After a week 'off the tools' chance has found me here in Provence, in the birthplace of Rene Char , arguably the best French poet of the second half of the twentieth century. Also as chance would have it there is some rather preoccupying news on the economic front from Sigapore. Eddie will not be happy. Blogging will be light as I am still trying to master the french - vivre la difference - AZERTY keyboard).
Singapore, one of the world's most trade-dependent economies, on Monday reported its worst quarterly contraction on record due to twin blows from the outbreak of severe acute respiratory syndrome and global economic weakness. The city state's gross domestic product shrunk by 11.4 per cent in the second quarter from the first and 4.2 per cent from a year ago. "Singapore has suffered a series of extraordinary events - Sars, regional terrorism, the slump in the global technology industry and a weak US economy," said Paul Schymyck, an economist for consultancy IDEAglobal in Singapore. On Saturday the administration cut its official forecast for full-year GDP growth to between zero and 1 per cent, from 0.5 per cent to 2.5 per cent.

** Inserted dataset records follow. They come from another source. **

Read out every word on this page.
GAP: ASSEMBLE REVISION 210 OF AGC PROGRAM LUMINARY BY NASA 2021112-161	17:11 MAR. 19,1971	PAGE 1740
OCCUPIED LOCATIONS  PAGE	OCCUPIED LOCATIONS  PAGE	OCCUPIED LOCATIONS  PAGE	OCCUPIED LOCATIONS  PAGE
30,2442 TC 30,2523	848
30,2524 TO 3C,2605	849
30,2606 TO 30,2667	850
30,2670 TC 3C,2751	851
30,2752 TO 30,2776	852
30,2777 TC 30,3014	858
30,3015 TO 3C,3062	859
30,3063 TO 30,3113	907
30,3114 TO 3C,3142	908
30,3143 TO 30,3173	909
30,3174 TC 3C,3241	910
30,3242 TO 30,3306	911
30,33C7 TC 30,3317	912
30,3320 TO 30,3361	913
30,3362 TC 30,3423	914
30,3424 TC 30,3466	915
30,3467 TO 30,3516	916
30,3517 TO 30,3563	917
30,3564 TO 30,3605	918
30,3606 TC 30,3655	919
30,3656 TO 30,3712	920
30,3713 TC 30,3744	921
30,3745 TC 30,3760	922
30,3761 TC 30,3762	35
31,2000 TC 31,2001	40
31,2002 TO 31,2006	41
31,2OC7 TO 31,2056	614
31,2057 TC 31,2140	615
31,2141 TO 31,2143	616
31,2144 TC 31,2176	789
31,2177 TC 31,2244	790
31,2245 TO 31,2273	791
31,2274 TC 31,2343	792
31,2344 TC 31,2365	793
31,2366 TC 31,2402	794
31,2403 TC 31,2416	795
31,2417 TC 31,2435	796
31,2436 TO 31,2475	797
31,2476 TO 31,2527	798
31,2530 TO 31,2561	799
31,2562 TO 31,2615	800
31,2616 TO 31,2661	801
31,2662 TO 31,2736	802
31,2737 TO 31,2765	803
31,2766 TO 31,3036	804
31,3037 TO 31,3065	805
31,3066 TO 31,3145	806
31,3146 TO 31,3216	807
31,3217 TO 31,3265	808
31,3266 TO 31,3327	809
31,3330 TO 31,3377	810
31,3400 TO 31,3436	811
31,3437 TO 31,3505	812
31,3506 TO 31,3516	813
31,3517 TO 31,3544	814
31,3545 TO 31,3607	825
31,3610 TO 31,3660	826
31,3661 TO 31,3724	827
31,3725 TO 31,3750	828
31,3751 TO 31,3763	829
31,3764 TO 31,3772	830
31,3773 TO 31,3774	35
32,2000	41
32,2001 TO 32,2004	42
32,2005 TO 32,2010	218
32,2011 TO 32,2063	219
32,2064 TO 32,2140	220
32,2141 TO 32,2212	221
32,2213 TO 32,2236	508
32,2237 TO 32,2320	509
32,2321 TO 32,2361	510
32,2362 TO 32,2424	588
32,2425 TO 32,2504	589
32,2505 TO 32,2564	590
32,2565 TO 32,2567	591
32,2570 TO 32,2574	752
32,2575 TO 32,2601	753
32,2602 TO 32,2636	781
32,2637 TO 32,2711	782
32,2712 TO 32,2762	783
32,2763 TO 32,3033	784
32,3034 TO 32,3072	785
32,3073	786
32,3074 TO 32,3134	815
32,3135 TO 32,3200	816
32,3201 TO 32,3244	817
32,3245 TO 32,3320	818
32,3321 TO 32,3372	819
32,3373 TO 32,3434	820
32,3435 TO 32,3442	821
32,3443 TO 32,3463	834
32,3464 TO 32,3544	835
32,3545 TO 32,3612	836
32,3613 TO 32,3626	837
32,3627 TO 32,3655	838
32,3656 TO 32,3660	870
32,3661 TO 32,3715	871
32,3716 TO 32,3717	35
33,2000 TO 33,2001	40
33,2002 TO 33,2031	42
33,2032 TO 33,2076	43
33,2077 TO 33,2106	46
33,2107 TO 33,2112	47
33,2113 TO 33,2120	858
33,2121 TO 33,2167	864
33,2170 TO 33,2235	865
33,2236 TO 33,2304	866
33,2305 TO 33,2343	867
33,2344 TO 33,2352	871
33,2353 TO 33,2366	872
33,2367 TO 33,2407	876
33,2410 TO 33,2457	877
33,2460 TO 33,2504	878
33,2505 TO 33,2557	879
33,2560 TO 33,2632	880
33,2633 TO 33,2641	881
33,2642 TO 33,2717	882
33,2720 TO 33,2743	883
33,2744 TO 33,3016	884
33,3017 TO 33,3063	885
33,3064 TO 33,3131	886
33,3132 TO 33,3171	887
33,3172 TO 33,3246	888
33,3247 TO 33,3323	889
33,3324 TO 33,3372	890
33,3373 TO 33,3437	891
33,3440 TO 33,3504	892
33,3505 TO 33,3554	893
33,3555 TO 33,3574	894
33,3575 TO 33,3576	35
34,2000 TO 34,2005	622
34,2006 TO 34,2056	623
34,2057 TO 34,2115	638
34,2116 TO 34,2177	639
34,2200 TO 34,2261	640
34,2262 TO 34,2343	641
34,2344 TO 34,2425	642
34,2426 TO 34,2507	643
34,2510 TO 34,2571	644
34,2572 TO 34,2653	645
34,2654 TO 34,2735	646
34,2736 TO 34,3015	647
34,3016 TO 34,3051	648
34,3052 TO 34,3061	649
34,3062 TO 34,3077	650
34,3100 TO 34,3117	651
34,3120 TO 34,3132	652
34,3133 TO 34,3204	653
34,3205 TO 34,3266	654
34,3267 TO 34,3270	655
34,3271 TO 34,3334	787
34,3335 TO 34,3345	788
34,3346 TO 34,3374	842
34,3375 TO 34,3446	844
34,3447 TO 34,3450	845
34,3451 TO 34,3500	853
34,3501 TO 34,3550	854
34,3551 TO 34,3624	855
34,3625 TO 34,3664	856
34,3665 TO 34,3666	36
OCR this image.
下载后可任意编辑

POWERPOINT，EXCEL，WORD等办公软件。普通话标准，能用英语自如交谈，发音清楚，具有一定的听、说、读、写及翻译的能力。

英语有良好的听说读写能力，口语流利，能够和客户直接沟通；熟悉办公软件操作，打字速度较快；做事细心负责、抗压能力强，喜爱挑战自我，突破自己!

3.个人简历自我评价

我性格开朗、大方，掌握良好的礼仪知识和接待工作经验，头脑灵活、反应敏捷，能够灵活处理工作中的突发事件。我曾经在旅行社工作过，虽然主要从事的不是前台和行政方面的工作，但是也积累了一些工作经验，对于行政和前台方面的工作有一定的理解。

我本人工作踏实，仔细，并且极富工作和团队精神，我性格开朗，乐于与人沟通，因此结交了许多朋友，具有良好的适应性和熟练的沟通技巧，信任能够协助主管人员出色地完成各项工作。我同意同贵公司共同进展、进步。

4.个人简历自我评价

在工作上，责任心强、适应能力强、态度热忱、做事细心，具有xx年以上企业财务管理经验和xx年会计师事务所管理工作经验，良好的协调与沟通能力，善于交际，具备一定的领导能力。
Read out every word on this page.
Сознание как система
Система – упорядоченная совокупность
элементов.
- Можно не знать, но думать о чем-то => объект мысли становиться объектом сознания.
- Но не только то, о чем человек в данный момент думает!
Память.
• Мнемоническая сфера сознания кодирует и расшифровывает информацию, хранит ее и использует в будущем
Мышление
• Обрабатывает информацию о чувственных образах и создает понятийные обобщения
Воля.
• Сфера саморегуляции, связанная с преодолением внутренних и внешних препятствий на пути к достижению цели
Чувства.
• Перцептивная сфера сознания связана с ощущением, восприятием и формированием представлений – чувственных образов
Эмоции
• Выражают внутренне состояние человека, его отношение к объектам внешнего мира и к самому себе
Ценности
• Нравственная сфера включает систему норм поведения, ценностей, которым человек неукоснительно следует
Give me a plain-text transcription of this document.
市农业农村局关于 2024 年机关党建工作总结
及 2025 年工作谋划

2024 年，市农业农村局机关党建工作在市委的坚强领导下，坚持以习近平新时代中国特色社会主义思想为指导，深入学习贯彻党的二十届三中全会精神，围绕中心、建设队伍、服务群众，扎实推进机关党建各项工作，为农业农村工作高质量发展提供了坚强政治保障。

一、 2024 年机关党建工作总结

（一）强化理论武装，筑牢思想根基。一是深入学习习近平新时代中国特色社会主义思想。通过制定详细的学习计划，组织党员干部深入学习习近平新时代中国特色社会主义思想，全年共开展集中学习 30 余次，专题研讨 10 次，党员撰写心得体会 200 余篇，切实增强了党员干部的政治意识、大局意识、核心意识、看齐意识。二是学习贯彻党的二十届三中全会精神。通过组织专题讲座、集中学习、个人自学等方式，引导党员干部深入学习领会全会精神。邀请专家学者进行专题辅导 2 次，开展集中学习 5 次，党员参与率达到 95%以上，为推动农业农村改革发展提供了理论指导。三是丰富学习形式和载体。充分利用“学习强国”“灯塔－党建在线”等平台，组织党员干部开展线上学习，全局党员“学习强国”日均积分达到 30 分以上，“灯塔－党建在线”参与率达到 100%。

It estimated that growth in the second half would be between 1.3 per cent and 3.3 per cent, making it unlikely that Singapore would suffer a technical recession, defined as two consecutive quarters of economic contraction. But it warned that unemployment would climb to 5.5 per cent, its highest rate since the mid-1980s, as big companies, including Singapore Airlines, port operator PSA, Neptune Orient Lines and Singapore Press Holdings cut jobs to save costs. Economists said they were confident of a recovery in the second half due to signs that the economy in the US, Singapore's biggest trading partner, was on the rebound, while Sars had been brought under control.
Singapore's central bank last month decided to ease monetary policy as it re-centred its secret policy band against a basket of foreign currencies to weaken the Singapore dollar and boost exports.The services sector, which accounts for 70 per cent of GDP, fell 13 per cent from the previous quarter and 3.1 per cent from a year ago. However, the city state has already seen a revival in its vital tourism industry, which was hit hard by the Sars virus, with tourist arrivals falling by two-thirds from a year ago. Manufacturing output declined 7.2 per cent from a year ago due to weak demand in the global electronics sector. Electronics account for half of Singapore's non-oil exports. "The feedback from tech companies is on trend for higher sales towards the end of the second half, with manufacturing leading the economic recovery," said Song Seng Wun, an economist with GK Goh Research. The composite leading index, an indicator that tracks economic activity for the next three quarters, signaled a recovery as it rose 2.9 per cent in the second quarter after falling by 1.5 per cent in the first.